Les repères du chèque évoluent en profondeur
Depuis 1742, date où les banquiers commerciaux britanniques billets inventèrent le chèque comme une autre monnaie scripturale pour contourner le monopole d’émission des billets de banque accordé à la Banque d’Angleterre, ce moyen de paiement s’est diffusé dans tous les pays du Monde. Ainsi en France, les premiers chèques, émis par la Banque de France remontent à 1826.
Cependant les pratiques nationales sont longtemps restées très différentes jusqu’à la Convention portant loi uniforme sur les chèques, conclue à Genève le 19 mars 1931, transposée en droit français par la loi du 30 octobre 1935 dont les articles sont aujourd'hui codifiés au Code monétaire et financier.
Au delà de cette normalisation, les usages restent encore très différents d’un pays à l’autre y compris au sein de l’Union Européenne.

Un instrument hors SEPA
C’est une des raisons pour lesquelles le SEPA laisse de côté la question du chèque. La DSP énonce expressément que les chèques papier sont exclus de son champ d’application. De ce fait, le chèque est condamné à rester un instrument de paiement national. Les règles applicables aux moyens de paiement SEPA ne pourront de toute manière pas s’appliquer au chèque.

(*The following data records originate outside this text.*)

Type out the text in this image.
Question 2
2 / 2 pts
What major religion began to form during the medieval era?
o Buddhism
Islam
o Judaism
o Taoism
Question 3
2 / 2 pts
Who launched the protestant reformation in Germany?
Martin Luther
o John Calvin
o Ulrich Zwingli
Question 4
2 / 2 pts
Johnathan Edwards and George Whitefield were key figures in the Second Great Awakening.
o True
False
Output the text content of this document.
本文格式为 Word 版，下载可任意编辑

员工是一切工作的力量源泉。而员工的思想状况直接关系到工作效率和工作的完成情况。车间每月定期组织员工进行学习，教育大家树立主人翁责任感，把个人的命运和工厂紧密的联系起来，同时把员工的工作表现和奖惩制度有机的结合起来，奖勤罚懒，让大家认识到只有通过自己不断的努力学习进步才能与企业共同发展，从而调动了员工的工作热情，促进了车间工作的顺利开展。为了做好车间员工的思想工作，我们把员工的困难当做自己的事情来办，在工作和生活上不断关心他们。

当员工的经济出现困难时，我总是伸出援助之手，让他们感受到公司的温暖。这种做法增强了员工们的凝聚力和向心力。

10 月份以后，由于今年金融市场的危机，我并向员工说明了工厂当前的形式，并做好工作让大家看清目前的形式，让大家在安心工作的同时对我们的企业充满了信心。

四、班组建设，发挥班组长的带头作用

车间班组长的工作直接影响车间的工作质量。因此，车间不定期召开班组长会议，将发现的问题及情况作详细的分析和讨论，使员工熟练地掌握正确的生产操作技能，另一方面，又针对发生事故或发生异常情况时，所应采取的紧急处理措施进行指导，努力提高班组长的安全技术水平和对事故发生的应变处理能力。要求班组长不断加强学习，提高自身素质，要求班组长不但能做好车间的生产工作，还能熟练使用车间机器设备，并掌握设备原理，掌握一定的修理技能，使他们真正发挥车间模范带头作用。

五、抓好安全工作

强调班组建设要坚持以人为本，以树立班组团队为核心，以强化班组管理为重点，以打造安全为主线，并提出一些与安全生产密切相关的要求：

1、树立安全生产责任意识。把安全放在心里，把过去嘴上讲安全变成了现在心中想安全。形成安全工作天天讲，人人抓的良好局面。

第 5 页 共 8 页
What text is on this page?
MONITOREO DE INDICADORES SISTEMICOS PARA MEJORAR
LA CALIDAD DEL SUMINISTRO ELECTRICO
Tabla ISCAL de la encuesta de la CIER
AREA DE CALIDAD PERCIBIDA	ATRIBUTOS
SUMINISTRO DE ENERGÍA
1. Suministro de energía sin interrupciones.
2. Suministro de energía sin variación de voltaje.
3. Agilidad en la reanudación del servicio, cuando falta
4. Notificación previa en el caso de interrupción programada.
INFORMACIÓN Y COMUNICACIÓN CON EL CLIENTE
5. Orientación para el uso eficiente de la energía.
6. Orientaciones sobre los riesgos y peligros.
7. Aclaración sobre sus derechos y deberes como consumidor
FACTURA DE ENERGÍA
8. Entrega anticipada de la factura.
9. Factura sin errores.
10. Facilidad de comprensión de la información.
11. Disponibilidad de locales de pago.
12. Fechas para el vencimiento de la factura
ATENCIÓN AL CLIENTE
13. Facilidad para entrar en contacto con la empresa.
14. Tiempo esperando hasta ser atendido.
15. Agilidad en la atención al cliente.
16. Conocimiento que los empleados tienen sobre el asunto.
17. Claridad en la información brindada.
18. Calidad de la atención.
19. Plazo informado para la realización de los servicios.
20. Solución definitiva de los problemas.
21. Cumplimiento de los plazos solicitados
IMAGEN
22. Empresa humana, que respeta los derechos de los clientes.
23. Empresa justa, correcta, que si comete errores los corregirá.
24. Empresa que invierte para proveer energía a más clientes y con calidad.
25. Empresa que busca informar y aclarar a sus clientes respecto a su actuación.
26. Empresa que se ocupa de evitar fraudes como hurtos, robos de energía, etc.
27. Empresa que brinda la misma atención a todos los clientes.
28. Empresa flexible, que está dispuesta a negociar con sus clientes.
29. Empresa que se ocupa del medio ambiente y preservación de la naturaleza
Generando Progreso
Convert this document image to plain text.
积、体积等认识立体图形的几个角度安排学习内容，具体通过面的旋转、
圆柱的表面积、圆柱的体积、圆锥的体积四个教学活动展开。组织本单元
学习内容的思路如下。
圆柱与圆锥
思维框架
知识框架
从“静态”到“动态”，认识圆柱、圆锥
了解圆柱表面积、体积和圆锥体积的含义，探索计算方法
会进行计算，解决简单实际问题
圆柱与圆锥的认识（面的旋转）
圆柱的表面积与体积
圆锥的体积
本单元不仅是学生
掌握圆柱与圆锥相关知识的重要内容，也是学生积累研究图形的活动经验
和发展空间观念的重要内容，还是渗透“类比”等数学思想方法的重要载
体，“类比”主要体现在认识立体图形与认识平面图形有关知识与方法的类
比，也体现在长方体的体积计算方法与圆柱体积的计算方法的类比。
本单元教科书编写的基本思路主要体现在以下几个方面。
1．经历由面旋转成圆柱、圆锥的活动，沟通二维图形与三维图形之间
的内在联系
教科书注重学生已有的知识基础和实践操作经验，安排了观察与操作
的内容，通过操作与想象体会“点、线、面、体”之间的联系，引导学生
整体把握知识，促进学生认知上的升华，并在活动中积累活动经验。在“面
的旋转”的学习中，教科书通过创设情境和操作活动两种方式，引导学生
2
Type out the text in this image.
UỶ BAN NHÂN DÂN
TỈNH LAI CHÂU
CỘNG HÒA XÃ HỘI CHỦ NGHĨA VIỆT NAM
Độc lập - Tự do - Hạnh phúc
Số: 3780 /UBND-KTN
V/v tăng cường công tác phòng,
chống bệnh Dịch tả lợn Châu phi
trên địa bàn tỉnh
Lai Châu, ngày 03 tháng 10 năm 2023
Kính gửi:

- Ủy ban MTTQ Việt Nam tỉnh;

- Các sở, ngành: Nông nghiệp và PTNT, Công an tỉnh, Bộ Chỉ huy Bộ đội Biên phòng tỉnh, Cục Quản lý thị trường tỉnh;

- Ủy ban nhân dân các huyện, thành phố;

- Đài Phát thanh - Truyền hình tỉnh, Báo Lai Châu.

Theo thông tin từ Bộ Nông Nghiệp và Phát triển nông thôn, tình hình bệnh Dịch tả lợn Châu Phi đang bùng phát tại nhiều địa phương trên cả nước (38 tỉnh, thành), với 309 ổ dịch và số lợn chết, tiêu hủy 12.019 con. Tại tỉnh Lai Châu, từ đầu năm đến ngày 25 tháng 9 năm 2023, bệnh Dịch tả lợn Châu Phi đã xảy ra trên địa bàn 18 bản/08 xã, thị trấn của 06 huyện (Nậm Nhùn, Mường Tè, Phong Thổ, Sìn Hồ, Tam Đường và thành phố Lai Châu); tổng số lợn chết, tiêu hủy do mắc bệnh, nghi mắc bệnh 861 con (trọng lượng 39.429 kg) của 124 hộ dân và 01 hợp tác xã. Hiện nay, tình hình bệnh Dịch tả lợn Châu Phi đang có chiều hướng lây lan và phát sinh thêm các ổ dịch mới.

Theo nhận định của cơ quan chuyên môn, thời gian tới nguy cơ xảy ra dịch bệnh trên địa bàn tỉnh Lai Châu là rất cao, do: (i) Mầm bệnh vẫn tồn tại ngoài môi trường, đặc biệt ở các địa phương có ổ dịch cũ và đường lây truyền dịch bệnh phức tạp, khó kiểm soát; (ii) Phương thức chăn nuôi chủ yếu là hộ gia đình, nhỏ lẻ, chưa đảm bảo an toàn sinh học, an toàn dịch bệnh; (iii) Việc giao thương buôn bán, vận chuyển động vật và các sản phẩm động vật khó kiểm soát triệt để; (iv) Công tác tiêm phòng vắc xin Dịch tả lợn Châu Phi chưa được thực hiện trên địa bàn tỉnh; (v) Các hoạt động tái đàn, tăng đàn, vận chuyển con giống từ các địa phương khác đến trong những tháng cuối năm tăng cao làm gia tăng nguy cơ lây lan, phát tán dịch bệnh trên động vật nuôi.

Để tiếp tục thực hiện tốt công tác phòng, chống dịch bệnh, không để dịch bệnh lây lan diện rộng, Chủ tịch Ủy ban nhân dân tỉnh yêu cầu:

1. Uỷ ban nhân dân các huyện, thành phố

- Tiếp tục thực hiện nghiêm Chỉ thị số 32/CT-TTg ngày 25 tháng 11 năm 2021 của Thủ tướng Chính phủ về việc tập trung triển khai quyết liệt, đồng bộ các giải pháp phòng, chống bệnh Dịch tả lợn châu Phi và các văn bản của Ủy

Des effets communautaires indirects nombreux
Dès avant le SEPA, l’obligation de paiement en monnaie scripturale (e.g. le chèque) s’est développée par souci de renforcer la lutte contre la fraude et le blanchiment. Même si le paiement par chèque apparaît obligatoire dans divers cas, l’arrivée des nouveaux instruments SEPA qui s’emploient uniformément sur tout l’espace SEPA devrait accélérer le déclin du chèque : ces nouveaux instruments que sont SCT et SDD s’annoncent peu coûteux et vont entraîner un vrai changement des habitudes. Le virement devient plus facile et accessible aux particuliers par les vertus conjuguées de l’internet et de la facilité (et gratuité) du virement européen.
De même, il apparaît certain que le débit direct, quand il sera entré en usage et adopté par consommateurs et entreprises, se substituera au chèque sur le type de paiements aujourd’hui opérés par chèque.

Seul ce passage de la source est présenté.